So just some context, $D900 is the beginning of the spot in WRAM where the decompressed bytes are stored after having had some bit math done to them. $4205 etc are the compressed bytes. From what I can tell, it works in groups of 3 and end up with 4 decompressed bytes each time.

LostTemplar

It's just packing four 6-bit values into three bytes:


aaaaaabb bbbbcccc cccdddddd <=> 00aaaaaa 00bbbbbb 00cccccc 00dddddd

furrykef

You should have seen me trying to figure out the Huffman compression in Battletoads. I had no idea the game used Huffman compression until I realized I was looking at a tree data structure. ("Wait, this array is indexing into itself? And sometimes into another array? ...Oh, I get it, it's a tree!") When I understood, I didn't know whether to feel relieved (since I knew what was going on) or run away screaming (since I knew what was going on)! It turned out that an extraction script wasn't too difficult to write from that point, though; I basically just wrote a script that mimicked what the ASM code did. I'm glad I was already familiar with the principles behind Huffman, though, or I'd probably have just gone mad.
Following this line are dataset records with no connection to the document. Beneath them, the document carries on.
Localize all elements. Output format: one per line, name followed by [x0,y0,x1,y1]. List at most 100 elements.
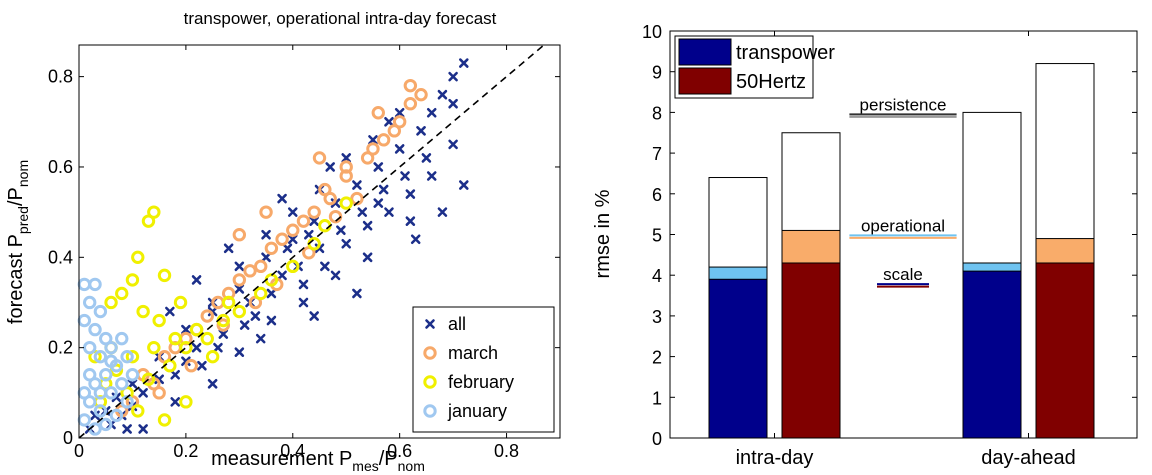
scatter-point-february-23 [232,304,247,319]
scatter-point-march-36 [152,386,166,400]
scatter-point-all-24 [336,225,346,236]
scatter-point-february-9 [173,295,188,310]
scatter-point-all-60 [362,252,373,263]
scatter-point-march-10 [243,264,257,278]
scatter-point-all-37 [426,107,437,118]
bar-y-tick-label-5: 5 [652,226,662,246]
scatter-point-january-16 [93,404,108,418]
bar-annotation-2: scale [883,265,923,284]
scatter-point-all-82 [213,342,223,353]
bar-scale-50hertz-3 [1035,262,1095,439]
bar-legend-swatch-0 [678,38,732,66]
scatter-legend-marker-january [423,404,437,418]
scatter-point-january-26 [93,386,108,400]
scatter-point-all-33 [400,171,410,181]
scatter-point-all-85 [122,424,132,434]
scatter-point-all-62 [437,207,448,217]
scatter-x-label-main: measurement P [211,448,352,470]
scatter-x-tick-label-1: 0.2 [173,441,198,461]
scatter-point-all-64 [448,139,458,150]
scatter-plot-area [77,44,545,439]
scatter-point-march-38 [232,228,247,242]
scatter-point-all-46 [287,207,298,217]
bar-scale-transpower-2 [962,270,1022,439]
scatter-point-march-35 [184,359,198,373]
scatter-point-march-0 [403,78,418,93]
bar-y-tick-label-3: 3 [652,307,662,327]
scatter-point-february-2 [131,250,145,265]
bar-scale-50hertz-1 [781,262,841,439]
scatter-point-february-18 [141,372,156,386]
bar-y-tick-label-7: 7 [652,144,662,164]
scatter-axes-box [78,44,561,439]
scatter-point-march-41 [371,106,385,120]
scatter-point-all-79 [304,229,314,240]
scatter-point-all-20 [309,216,319,226]
scatter-point-february-36 [221,295,236,310]
scatter-panel: transpower, operational intra-day foreca… [5,9,561,474]
scatter-y-label-sep: /P [5,187,27,206]
scatter-point-january-27 [120,349,134,364]
scatter-point-all-80 [282,243,293,254]
scatter-point-all-39 [448,71,458,82]
scatter-point-march-21 [232,273,247,287]
scatter-point-all-8 [191,342,202,353]
bar-y-tick-label-6: 6 [652,185,662,205]
scatter-point-february-5 [115,286,129,301]
scatter-point-all-78 [373,198,384,208]
scatter-point-january-3 [93,304,108,319]
scatter-point-all-10 [218,329,229,339]
bar-plot-area [708,63,1095,439]
scatter-y-tick-label-2: 0.4 [48,247,73,267]
scatter-point-march-39 [259,205,273,219]
scatter-y-tick-label-4: 0.8 [48,67,73,87]
bar-legend-label-1: 50Hertz [736,71,806,93]
scatter-point-february-1 [141,214,156,228]
bar-y-tick-label-1: 1 [652,388,662,408]
scatter-y-tick-label-3: 0.6 [48,157,73,177]
scatter-point-january-2 [82,295,97,310]
scatter-y-tick-label-1: 0.2 [48,338,73,358]
bar-legend-swatch-1 [678,67,732,95]
scatter-point-all-41 [448,98,458,109]
scatter-point-all-28 [362,220,373,231]
scatter-point-january-28 [104,354,118,368]
scatter-point-all-77 [426,171,437,181]
scatter-point-all-22 [320,261,330,272]
scatter-point-all-75 [352,288,362,299]
scatter-point-all-15 [266,288,277,299]
scatter-point-all-16 [277,270,287,281]
scatter-point-january-18 [115,377,129,391]
scatter-point-february-35 [205,349,220,364]
scatter-point-all-44 [341,153,352,163]
scatter-x-tick-label-0: 0 [74,441,84,461]
scatter-point-all-31 [384,207,394,217]
scatter-x-label-sub2: nom [398,458,425,474]
scatter-point-all-3 [127,378,138,389]
scatter-point-all-14 [261,252,271,263]
bar-y-tick-label-4: 4 [652,266,662,286]
scatter-x-label-sub1: mes [352,458,378,474]
scatter-x-label-sep: /P [379,448,398,470]
scatter-point-february-32 [131,404,145,418]
scatter-point-all-42 [394,107,405,118]
scatter-point-all-65 [384,116,394,127]
scatter-point-february-12 [147,340,161,355]
scatter-point-all-30 [378,184,389,195]
scatter-legend: all march february january [412,306,555,433]
bar-category-label-0: intra-day [736,447,814,469]
scatter-point-all-23 [330,198,341,208]
scatter-point-all-35 [416,126,426,136]
bar-ticks: 0 1 2 3 4 5 6 7 8 9 10 intra-day day-ahead [642,22,1137,469]
scatter-x-tick-label-4: 0.8 [494,441,519,461]
scatter-point-february-6 [104,295,118,310]
scatter-point-all-38 [437,89,448,100]
scatter-point-march-7 [307,205,321,219]
scatter-x-tick-label-2: 0.4 [280,441,305,461]
bar-y-label: rmse in % [592,189,614,278]
scatter-title: transpower, operational intra-day foreca… [184,9,497,28]
scatter-point-all-58 [298,297,309,308]
scatter-point-all-73 [255,333,266,344]
scatter-y-tick-label-0: 0 [63,428,73,448]
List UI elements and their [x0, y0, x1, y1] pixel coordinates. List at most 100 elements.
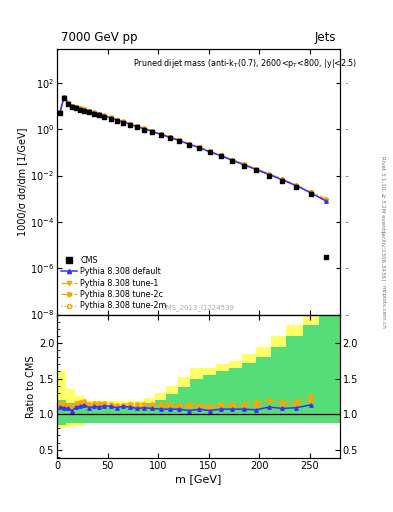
Pythia 8.308 tune-2m: [159, 131, 163, 137]
Pythia 8.308 tune-2c: [134, 123, 139, 129]
Pythia 8.308 default: [120, 119, 125, 125]
Pythia 8.308 tune-1: [308, 189, 313, 195]
Pythia 8.308 tune-1: [92, 110, 97, 116]
Pythia 8.308 default: [207, 149, 212, 155]
CMS: [96, 111, 103, 119]
Pythia 8.308 tune-2m: [141, 125, 146, 132]
Pythia 8.308 default: [308, 190, 313, 196]
Pythia 8.308 tune-1: [120, 119, 125, 125]
Pythia 8.308 tune-2m: [280, 176, 285, 182]
Line: Pythia 8.308 tune-1: Pythia 8.308 tune-1: [58, 95, 327, 202]
CMS: [107, 115, 114, 123]
Pythia 8.308 default: [323, 198, 328, 204]
Pythia 8.308 default: [134, 123, 139, 130]
Pythia 8.308 tune-2m: [150, 128, 154, 134]
Pythia 8.308 default: [74, 104, 79, 111]
CMS: [253, 166, 259, 174]
Pythia 8.308 tune-2c: [280, 176, 285, 182]
Pythia 8.308 tune-2m: [82, 106, 86, 113]
Pythia 8.308 tune-2c: [197, 144, 202, 150]
Pythia 8.308 tune-2c: [323, 196, 328, 202]
Pythia 8.308 tune-2m: [58, 109, 62, 115]
Text: [arXiv:1306.3436]: [arXiv:1306.3436]: [381, 231, 386, 281]
Pythia 8.308 tune-2c: [127, 121, 132, 127]
Pythia 8.308 tune-2c: [92, 109, 97, 115]
Pythia 8.308 default: [82, 106, 86, 113]
Pythia 8.308 default: [127, 121, 132, 127]
Pythia 8.308 tune-1: [74, 104, 79, 110]
Pythia 8.308 default: [62, 94, 66, 100]
Pythia 8.308 tune-2m: [120, 119, 125, 125]
CMS: [141, 125, 147, 134]
CMS: [114, 117, 120, 125]
Pythia 8.308 tune-2c: [308, 188, 313, 195]
Pythia 8.308 tune-1: [58, 109, 62, 115]
Pythia 8.308 tune-1: [78, 105, 83, 112]
CMS: [81, 106, 87, 115]
Pythia 8.308 tune-2c: [207, 148, 212, 154]
Pythia 8.308 default: [254, 166, 259, 173]
Pythia 8.308 tune-2m: [78, 105, 83, 111]
CMS: [196, 144, 203, 153]
Pythia 8.308 tune-1: [294, 182, 299, 188]
CMS: [167, 134, 173, 142]
Pythia 8.308 tune-1: [114, 117, 119, 123]
Pythia 8.308 default: [267, 172, 272, 178]
Pythia 8.308 default: [159, 132, 163, 138]
Pythia 8.308 default: [230, 157, 234, 163]
Y-axis label: 1000/σ dσ/dm [1/GeV]: 1000/σ dσ/dm [1/GeV]: [17, 127, 27, 236]
CMS: [61, 94, 67, 102]
CMS: [149, 128, 155, 136]
Pythia 8.308 tune-1: [242, 161, 246, 167]
Pythia 8.308 tune-1: [66, 100, 70, 106]
Pythia 8.308 default: [102, 113, 107, 119]
Pythia 8.308 tune-2m: [168, 134, 173, 140]
Pythia 8.308 tune-2m: [66, 100, 70, 106]
Text: 7000 GeV pp: 7000 GeV pp: [61, 31, 138, 44]
Pythia 8.308 tune-2c: [159, 131, 163, 137]
Pythia 8.308 tune-2c: [254, 165, 259, 172]
Pythia 8.308 tune-1: [159, 131, 163, 137]
Pythia 8.308 tune-2m: [92, 110, 97, 116]
CMS: [241, 161, 247, 169]
Line: Pythia 8.308 tune-2m: Pythia 8.308 tune-2m: [58, 95, 327, 202]
Text: mcplots.cern.ch: mcplots.cern.ch: [381, 285, 386, 329]
Pythia 8.308 tune-2m: [87, 108, 92, 114]
CMS: [307, 190, 314, 198]
Pythia 8.308 tune-2c: [267, 170, 272, 177]
Pythia 8.308 tune-1: [150, 128, 154, 134]
Pythia 8.308 default: [70, 103, 75, 109]
Pythia 8.308 tune-2m: [197, 144, 202, 150]
Pythia 8.308 tune-2c: [294, 182, 299, 188]
Pythia 8.308 tune-2m: [267, 170, 272, 177]
CMS: [127, 121, 133, 129]
Pythia 8.308 tune-1: [108, 115, 113, 121]
Pythia 8.308 tune-1: [267, 172, 272, 178]
CMS: [57, 109, 63, 117]
CMS: [134, 123, 140, 132]
Pythia 8.308 default: [92, 110, 97, 116]
CMS: [206, 148, 213, 157]
Pythia 8.308 tune-1: [280, 177, 285, 183]
Pythia 8.308 default: [66, 100, 70, 106]
Pythia 8.308 tune-1: [127, 121, 132, 127]
Pythia 8.308 default: [78, 105, 83, 112]
Pythia 8.308 tune-2c: [82, 106, 86, 112]
CMS: [229, 157, 235, 165]
Pythia 8.308 default: [141, 125, 146, 132]
Pythia 8.308 default: [242, 162, 246, 168]
Pythia 8.308 tune-2c: [242, 161, 246, 167]
Pythia 8.308 tune-2c: [108, 114, 113, 120]
Pythia 8.308 default: [280, 177, 285, 183]
Pythia 8.308 tune-2m: [62, 94, 66, 100]
Pythia 8.308 tune-1: [168, 134, 173, 140]
Text: Rivet 3.1.10, ≥ 3.2M events: Rivet 3.1.10, ≥ 3.2M events: [381, 156, 386, 233]
CMS: [293, 183, 299, 191]
Pythia 8.308 tune-1: [187, 141, 192, 147]
Pythia 8.308 default: [108, 115, 113, 121]
Pythia 8.308 tune-2c: [78, 105, 83, 111]
Pythia 8.308 default: [114, 117, 119, 123]
CMS: [186, 141, 193, 149]
Y-axis label: Ratio to CMS: Ratio to CMS: [26, 355, 36, 418]
Pythia 8.308 default: [177, 138, 182, 144]
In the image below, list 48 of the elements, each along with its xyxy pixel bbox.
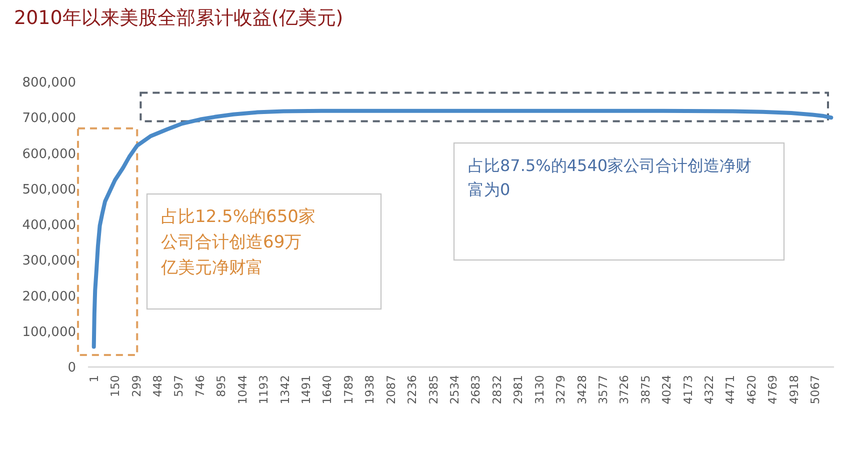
- y-tick-label: 400,000: [22, 218, 76, 234]
- x-tick-label: 3279: [554, 375, 568, 404]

I was also amused to find that, a couple of months later, rainwarrior independently ripped the text from Battletoads, not knowing I'd already done it.

LostTemplar

One SNES game I'm working is using - no joke - LZW compression. Pretty much the same as used in the GIF file format (I wonder if that wasn't a patent infringement). Fortunately I already knew LZW, otherwise it might have been a lot harder to understand and reverse engineer. It's by the way one of the reasons the game is pretty slow during some operations (like loading) - not a very fast algorithm on the SNES.

Dwedit

I've written APLIB for the Z80 before.  It works okay, but it's much faster on ARM, because conditional instructions are awesome.
"We are merely sprites that dance at the beck and call of our button-pressing overlord."